So much for a new New Deal
by Steve, November 26th, 2008Obama’s selection of Paul Volcker and Austan Goolsbee to head his economic team says it all.
Volcker, Fed chairman under Carter and Reagan, is the architect of modern fiscal policy (“monetarism”) that manipulates interest rates (that is, the supply of money) as a tool to control growth and inflation (vs. the previous policy of targeted interest rates). In the face of stagnant growth and persistent inflation, Volcker ratcheted up interest rates, with the prime ultimately hitting 21.5%. This contributed to the 1981 “Reagan recession”, then the largest economic downturn since the Great Depression. Yes, he “licked inflation” (of which wage growth is a major component) to the delight of Wall Street, but at the cost of millions of jobs.
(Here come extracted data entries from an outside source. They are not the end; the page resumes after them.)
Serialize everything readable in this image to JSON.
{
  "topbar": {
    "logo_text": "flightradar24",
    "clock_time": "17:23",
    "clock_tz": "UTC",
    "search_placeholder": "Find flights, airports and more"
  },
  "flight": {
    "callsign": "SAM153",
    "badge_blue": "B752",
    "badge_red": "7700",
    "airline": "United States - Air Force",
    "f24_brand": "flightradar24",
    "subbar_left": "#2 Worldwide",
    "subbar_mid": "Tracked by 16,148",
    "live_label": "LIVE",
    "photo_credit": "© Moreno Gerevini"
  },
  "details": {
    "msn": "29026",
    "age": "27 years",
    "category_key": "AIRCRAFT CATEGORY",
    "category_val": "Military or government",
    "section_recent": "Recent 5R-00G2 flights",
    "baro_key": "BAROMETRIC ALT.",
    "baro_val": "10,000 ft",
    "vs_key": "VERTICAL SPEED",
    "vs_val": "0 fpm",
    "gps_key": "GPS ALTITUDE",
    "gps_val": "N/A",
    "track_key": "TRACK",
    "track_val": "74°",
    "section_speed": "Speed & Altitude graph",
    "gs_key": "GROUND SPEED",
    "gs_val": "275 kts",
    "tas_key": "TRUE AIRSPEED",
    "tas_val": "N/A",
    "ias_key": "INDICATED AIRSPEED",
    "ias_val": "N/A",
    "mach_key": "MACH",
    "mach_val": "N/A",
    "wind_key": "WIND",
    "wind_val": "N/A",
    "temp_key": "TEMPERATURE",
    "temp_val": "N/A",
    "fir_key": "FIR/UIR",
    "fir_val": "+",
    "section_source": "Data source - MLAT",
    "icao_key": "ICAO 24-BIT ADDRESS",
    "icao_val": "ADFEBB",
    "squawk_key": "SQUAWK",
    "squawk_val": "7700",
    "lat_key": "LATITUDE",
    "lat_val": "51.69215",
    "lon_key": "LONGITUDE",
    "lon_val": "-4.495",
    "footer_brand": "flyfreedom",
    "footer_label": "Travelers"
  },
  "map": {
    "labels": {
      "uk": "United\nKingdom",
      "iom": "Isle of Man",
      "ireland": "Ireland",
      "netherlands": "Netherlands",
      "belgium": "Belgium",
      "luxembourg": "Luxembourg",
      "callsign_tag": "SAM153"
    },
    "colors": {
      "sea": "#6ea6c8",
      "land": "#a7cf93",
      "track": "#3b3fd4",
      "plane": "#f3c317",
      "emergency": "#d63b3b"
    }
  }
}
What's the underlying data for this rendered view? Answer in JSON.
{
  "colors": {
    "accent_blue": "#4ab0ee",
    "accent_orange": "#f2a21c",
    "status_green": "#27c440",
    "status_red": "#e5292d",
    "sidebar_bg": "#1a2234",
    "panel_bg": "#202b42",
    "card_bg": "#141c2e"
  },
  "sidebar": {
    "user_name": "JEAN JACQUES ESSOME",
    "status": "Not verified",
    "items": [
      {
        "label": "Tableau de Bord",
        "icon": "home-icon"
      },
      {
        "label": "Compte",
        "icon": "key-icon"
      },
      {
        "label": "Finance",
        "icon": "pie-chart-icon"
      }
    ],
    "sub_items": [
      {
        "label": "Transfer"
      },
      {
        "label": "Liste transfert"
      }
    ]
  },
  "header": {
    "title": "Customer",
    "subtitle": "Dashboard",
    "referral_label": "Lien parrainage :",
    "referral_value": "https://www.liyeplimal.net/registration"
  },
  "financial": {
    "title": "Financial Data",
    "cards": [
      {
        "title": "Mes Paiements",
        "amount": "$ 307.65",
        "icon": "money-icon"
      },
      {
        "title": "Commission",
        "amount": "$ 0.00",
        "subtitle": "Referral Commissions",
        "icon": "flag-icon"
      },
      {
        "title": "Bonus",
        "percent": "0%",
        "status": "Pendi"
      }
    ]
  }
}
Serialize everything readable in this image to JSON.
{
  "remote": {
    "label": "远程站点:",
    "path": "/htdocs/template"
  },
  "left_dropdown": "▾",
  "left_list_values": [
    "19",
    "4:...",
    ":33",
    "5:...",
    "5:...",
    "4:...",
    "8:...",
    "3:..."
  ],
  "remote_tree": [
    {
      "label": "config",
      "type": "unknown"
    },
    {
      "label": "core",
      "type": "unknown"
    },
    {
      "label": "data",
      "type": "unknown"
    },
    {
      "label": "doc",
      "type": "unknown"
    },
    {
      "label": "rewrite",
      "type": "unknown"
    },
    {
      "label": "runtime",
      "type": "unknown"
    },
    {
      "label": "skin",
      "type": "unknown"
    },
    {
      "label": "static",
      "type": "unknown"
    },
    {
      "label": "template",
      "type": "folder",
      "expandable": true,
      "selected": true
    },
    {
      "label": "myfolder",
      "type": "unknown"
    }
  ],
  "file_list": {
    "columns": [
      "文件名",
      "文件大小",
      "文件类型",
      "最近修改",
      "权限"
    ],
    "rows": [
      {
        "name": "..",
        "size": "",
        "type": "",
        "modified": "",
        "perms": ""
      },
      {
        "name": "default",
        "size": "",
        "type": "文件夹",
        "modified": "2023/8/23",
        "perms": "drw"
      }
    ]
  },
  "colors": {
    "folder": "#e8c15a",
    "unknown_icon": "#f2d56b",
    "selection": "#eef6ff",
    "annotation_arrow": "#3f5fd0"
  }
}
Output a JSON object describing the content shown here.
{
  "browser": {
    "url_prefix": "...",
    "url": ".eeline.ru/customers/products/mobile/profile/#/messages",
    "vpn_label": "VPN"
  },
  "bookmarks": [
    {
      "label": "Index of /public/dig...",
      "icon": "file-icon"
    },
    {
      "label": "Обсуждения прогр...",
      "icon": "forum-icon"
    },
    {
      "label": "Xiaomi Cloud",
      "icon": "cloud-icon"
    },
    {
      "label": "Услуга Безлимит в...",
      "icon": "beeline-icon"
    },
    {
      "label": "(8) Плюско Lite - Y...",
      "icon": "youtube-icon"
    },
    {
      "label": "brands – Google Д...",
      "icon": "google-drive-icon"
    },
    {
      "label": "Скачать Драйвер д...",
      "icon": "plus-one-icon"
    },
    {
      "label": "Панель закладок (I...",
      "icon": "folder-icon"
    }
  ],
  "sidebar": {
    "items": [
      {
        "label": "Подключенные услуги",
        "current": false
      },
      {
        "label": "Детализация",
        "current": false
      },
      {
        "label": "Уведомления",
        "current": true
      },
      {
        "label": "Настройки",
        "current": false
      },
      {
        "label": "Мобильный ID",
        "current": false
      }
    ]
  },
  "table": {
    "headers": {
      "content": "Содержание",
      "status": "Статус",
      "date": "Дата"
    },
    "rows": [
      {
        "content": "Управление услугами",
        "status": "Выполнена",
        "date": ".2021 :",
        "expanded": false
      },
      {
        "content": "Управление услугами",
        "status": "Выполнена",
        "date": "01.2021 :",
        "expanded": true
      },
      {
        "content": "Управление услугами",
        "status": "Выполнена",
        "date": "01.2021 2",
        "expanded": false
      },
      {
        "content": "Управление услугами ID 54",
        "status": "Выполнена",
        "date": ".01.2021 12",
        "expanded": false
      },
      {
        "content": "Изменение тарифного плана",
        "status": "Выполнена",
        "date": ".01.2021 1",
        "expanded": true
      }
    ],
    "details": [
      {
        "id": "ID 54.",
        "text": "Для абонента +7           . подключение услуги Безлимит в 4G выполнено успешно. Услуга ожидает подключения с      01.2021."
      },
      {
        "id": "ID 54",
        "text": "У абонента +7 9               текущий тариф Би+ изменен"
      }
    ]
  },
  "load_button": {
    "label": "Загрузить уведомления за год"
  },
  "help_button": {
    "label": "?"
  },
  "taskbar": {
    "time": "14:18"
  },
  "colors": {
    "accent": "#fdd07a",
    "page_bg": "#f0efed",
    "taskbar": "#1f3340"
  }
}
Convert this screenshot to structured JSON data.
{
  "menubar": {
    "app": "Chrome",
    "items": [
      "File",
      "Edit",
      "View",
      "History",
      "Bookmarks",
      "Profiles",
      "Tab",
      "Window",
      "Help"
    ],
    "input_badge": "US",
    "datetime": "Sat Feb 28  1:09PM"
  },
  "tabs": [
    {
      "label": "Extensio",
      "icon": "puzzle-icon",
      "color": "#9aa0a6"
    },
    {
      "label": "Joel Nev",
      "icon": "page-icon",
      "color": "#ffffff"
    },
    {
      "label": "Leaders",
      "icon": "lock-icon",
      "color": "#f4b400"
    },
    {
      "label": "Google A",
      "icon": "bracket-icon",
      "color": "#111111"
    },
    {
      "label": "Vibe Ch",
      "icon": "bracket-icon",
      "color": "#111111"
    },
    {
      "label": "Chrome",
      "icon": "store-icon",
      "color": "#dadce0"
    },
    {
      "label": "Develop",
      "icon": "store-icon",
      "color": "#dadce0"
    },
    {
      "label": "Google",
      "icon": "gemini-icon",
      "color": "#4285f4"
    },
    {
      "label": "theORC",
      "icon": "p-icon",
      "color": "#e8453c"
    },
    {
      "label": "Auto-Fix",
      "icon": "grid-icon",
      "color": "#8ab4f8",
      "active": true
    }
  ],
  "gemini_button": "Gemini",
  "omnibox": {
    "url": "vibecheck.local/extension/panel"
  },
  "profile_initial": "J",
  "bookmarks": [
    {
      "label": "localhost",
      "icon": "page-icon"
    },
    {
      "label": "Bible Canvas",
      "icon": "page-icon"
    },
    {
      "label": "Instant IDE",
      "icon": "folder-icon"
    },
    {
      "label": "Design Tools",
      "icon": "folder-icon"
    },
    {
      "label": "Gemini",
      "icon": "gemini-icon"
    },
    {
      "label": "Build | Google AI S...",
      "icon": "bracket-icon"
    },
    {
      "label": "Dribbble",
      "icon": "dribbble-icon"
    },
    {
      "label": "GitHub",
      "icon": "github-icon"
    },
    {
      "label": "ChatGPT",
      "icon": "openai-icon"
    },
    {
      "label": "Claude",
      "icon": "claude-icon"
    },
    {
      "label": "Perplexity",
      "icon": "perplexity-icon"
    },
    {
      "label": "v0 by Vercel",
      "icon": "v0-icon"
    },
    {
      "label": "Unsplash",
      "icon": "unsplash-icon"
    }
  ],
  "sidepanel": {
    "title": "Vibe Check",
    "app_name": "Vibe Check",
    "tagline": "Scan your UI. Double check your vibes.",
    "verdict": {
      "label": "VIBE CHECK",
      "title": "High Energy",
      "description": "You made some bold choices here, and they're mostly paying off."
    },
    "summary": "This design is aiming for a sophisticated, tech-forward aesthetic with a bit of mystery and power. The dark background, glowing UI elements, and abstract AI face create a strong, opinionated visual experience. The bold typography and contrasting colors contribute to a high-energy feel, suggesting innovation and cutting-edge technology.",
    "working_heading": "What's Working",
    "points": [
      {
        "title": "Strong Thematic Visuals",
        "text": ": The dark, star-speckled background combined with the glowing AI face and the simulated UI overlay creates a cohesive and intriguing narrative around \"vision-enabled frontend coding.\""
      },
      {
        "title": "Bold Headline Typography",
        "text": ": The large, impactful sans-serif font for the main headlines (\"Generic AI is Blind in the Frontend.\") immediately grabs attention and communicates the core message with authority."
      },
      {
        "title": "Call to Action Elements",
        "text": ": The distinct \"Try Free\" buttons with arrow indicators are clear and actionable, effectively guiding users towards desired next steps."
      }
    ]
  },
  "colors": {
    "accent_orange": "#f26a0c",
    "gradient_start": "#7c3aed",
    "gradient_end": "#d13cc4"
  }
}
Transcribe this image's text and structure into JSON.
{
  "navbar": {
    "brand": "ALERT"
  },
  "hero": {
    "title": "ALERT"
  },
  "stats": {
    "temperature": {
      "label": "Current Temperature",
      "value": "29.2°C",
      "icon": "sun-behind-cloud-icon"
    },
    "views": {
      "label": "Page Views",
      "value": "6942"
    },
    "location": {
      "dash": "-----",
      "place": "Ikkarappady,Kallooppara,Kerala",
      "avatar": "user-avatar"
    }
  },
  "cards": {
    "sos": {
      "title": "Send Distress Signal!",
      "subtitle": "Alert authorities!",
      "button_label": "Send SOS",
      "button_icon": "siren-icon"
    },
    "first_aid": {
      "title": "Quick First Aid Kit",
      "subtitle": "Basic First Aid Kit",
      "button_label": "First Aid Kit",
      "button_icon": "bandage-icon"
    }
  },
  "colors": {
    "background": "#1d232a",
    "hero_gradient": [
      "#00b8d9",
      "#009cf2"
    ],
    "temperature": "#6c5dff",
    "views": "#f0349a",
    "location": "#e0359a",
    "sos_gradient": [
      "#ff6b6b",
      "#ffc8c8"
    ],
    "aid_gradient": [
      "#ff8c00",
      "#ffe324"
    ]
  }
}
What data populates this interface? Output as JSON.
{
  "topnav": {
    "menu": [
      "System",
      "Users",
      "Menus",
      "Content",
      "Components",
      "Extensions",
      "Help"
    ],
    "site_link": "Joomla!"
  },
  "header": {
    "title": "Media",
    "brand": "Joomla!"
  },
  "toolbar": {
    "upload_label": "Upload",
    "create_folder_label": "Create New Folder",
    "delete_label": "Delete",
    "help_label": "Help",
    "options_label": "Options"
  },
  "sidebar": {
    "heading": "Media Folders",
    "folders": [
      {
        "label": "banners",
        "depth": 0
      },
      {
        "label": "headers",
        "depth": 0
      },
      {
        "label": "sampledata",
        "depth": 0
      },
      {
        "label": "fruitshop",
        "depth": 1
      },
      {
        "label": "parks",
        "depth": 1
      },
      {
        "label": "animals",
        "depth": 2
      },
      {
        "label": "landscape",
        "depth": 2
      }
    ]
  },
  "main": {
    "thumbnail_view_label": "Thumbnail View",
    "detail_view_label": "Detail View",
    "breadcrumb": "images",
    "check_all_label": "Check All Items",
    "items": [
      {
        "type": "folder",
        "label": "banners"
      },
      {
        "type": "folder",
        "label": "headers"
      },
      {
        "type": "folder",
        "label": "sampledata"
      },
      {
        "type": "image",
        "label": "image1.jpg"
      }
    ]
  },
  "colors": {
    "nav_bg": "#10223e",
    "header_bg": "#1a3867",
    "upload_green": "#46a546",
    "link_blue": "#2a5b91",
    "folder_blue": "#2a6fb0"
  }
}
Goolsbee is a University of Chicago economist. Yes, that “Chicago School”, bastion of libertarian market fundamentalism. Naomi Klein, in The Nation June 12, wrote that Goolsbee is
on the left side of a spectrum that stops at the center-right. Goolsbee, unlike his more Friedmanite colleagues, sees inequality as a problem. His primary solution, however, is more education–a line you can also get from Alan Greenspan. In their hometown, Goolsbee has been eager to link Obama to the Chicago School. “If you look at his platform, at his advisers, at his temperament, the guy’s got a healthy respect for markets,” he told Chicago magazine. “It’s in the ethos of the [University of Chicago], which is something different from saying he is laissez-faire.”
So when Obama talks about creating 2.5 million jobs, one may wonder whether he will attempt to do so by continuing the bipartisan Bush bailout of the greedy corporate sluts who got us into this mess, or if he’ll follow the lead of FDR and invest directly into the creation of jobs.
With Volcker and Goolsbee having his ear, you’ve got to assume he’s not going to start with FDR-style Keynesianism (even if conditions ultimately force that course). Unfortunately, it’s looking like Obama is going to take a detour through modified Hooverism before he gets it right.